Brokerages and rating agencies differ over the outlook of the non-banking finance sector as it recovers from the after-effects of the covid pandemic. According to rating agency ICRA, the stress in the non-banking finance companies will continue to remain elevated through fiscal year 2022 even as companies offset their credit losses with provisions.
Moody’s affiliate rating agency said that it expects non-performing assets (NPAs) of NBFCs to increase to 5.6-6.3% of loans at the end of March 2022 from 4.6% at the end of fiscal year 2020. NBFCs linked to auto and small businesses, especially, will remain vulnerable to the coronavirus shock.
Also Read | The limits to India’s privatization push
Access to adequate funding remains critical to the sector's revival as NBFCs continue to be impacted by moderate growth, increased competition and high credit costs in fiscal year 2022. Assets under management for retail-focused NBFCs and housing finance companies (HFCs) is expected to grow around 7%-9% next fiscal following a sluggish performance this year.

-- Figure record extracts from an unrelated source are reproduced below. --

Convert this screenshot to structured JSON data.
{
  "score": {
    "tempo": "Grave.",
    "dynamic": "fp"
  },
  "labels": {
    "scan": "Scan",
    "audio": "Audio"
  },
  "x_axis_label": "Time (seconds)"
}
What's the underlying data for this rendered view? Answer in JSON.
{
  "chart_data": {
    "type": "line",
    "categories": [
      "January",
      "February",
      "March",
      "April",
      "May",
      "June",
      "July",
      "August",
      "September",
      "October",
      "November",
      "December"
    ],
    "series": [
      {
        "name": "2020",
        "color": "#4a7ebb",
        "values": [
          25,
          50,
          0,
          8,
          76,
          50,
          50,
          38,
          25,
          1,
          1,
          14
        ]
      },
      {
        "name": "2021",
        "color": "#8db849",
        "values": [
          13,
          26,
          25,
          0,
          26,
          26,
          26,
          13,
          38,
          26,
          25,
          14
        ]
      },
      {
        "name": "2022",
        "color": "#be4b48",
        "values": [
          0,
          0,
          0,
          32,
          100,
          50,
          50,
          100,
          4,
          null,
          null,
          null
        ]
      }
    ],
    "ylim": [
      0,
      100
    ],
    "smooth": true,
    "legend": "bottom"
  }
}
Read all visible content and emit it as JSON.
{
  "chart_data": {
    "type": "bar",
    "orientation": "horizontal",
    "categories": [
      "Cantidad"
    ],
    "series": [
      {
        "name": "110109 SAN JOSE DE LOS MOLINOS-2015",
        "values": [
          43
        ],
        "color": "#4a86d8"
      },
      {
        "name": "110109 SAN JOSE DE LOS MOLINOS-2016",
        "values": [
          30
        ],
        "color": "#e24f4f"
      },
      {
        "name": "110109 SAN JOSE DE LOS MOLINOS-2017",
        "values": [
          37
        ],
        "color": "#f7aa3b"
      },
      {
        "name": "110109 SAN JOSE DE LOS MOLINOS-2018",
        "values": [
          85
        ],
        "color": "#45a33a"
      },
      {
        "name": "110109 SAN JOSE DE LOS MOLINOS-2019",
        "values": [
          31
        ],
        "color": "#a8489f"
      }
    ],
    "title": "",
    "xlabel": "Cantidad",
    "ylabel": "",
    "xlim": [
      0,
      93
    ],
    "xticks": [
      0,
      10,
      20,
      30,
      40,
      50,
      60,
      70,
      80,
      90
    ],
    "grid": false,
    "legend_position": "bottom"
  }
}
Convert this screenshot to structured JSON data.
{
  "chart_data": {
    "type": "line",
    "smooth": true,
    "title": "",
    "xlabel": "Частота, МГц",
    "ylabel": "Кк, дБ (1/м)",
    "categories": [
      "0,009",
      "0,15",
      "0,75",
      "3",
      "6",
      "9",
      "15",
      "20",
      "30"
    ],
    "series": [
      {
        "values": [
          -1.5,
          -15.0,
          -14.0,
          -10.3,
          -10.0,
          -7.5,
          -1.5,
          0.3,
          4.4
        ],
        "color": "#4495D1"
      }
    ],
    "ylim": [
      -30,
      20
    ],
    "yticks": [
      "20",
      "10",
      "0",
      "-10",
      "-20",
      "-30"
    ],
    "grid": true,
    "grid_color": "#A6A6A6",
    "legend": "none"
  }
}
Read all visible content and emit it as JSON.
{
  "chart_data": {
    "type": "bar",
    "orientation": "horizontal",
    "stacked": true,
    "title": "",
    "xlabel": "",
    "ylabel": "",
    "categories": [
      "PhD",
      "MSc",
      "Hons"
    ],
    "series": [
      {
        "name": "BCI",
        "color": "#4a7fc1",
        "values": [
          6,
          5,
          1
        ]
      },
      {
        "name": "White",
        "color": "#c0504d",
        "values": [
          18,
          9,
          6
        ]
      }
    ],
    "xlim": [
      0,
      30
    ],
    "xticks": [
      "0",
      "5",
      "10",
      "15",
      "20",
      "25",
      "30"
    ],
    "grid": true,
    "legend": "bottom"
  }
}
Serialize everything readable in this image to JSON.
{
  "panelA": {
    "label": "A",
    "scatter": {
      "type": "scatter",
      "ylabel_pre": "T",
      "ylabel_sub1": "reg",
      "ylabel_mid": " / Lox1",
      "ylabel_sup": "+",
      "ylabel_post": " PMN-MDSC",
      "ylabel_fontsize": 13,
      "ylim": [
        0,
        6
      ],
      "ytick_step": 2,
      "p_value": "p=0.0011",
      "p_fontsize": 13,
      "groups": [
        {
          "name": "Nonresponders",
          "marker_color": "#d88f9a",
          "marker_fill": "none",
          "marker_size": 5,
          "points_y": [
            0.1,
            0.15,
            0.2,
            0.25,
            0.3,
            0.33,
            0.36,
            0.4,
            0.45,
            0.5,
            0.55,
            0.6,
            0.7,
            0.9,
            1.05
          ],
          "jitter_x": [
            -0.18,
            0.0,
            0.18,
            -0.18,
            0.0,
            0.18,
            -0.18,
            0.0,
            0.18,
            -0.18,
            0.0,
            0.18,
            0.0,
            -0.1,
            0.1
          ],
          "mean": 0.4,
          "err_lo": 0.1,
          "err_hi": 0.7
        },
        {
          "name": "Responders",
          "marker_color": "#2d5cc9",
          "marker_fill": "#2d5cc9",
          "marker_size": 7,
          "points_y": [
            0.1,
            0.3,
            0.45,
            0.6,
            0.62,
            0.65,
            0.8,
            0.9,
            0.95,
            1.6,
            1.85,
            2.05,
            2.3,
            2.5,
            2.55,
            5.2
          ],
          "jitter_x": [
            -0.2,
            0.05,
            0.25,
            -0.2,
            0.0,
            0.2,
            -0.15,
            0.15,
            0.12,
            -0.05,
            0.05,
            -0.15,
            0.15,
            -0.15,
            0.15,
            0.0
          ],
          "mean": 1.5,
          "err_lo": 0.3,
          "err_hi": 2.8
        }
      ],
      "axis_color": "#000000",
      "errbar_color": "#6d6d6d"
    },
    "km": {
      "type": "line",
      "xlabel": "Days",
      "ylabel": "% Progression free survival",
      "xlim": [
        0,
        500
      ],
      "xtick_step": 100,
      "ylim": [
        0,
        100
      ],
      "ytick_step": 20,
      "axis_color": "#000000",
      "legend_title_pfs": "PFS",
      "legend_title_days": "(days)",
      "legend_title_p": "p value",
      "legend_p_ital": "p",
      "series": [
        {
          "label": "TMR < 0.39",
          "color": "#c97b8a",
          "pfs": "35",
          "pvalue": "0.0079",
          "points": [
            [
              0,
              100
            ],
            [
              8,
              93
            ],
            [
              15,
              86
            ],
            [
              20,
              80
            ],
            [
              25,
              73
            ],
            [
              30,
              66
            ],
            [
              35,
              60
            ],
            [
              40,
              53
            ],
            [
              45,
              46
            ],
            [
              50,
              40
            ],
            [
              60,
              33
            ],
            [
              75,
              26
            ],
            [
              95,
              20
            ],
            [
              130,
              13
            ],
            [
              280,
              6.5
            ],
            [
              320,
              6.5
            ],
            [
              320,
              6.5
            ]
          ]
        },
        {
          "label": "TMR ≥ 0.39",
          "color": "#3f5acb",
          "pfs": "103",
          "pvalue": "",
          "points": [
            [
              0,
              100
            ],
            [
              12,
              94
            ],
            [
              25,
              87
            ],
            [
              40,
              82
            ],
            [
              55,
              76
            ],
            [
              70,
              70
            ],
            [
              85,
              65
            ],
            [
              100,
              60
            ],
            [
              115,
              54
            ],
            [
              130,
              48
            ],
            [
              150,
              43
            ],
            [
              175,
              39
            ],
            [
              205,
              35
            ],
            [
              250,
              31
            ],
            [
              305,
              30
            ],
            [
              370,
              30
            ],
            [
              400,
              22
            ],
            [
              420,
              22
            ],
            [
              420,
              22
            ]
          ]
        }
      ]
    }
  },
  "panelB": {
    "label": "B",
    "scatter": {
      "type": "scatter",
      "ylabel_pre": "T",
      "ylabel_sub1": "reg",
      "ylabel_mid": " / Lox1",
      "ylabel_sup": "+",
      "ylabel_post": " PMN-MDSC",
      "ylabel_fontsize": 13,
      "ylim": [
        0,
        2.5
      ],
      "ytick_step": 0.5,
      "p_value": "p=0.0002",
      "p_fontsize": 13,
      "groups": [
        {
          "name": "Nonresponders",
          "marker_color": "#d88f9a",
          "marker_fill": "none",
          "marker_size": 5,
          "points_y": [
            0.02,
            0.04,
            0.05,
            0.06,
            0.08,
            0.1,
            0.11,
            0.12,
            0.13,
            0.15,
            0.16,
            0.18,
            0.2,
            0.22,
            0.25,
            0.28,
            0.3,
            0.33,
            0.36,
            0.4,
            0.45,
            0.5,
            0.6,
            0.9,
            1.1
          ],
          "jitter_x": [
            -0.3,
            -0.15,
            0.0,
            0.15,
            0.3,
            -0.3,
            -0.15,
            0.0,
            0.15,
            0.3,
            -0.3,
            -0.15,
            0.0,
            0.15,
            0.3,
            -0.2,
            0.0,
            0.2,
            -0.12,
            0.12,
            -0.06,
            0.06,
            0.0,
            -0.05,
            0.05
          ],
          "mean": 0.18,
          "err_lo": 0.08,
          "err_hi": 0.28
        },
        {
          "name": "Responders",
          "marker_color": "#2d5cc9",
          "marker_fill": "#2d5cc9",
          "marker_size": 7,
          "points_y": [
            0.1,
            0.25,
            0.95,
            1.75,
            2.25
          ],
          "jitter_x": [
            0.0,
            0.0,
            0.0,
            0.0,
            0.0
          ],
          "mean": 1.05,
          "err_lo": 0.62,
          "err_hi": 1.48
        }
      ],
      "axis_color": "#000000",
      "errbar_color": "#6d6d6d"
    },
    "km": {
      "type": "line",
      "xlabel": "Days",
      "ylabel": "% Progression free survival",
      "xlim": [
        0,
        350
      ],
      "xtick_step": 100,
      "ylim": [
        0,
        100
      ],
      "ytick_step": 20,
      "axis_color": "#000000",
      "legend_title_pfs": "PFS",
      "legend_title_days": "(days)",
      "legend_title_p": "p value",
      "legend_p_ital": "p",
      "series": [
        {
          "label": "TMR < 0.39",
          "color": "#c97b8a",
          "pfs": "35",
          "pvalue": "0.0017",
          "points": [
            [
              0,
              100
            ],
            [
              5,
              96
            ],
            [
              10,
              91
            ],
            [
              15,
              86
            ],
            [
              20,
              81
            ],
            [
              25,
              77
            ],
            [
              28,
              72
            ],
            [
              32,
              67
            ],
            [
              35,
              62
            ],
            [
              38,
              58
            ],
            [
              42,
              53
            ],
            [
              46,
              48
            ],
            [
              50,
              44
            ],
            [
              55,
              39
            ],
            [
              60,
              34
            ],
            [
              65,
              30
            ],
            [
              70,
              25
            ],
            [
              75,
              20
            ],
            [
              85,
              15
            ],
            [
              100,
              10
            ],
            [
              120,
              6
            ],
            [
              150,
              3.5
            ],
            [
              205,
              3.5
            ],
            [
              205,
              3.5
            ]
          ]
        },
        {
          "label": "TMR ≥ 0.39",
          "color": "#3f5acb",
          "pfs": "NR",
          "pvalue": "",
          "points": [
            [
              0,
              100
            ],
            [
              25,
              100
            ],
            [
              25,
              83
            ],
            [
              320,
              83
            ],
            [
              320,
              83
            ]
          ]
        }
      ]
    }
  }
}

Brokerages on the other hand expect NBFCs to show improved asset quality as collection efficiency picks up and provisions cover increases. Credit Suisse, for instance, has upgraded earnings of NBFCs by 15-25% as it expects only 130-300 basis points addition to the stressed pool in the next financial year. The foreign brokerage also expects an improvement in return on assets to 10-22% in fiscal year 2022, resulting from the impact of the cost cutting measures undertaken by NBFCs during covid and better margins.
Morgan Stanley, too, believes that the NBFCs have healed considerably over the past two years since the IL&FS default in September 2018. Risk aversion and funding challenges that the sector witnessed has come off and companies have managed to maintain surplus liquidity over the past 2 years, it said. The foreign brokerage firm expects systematic rerating of some of these NBFCs as balance sheet becomes stronger, return on equity recovers and valuation gets cheaper.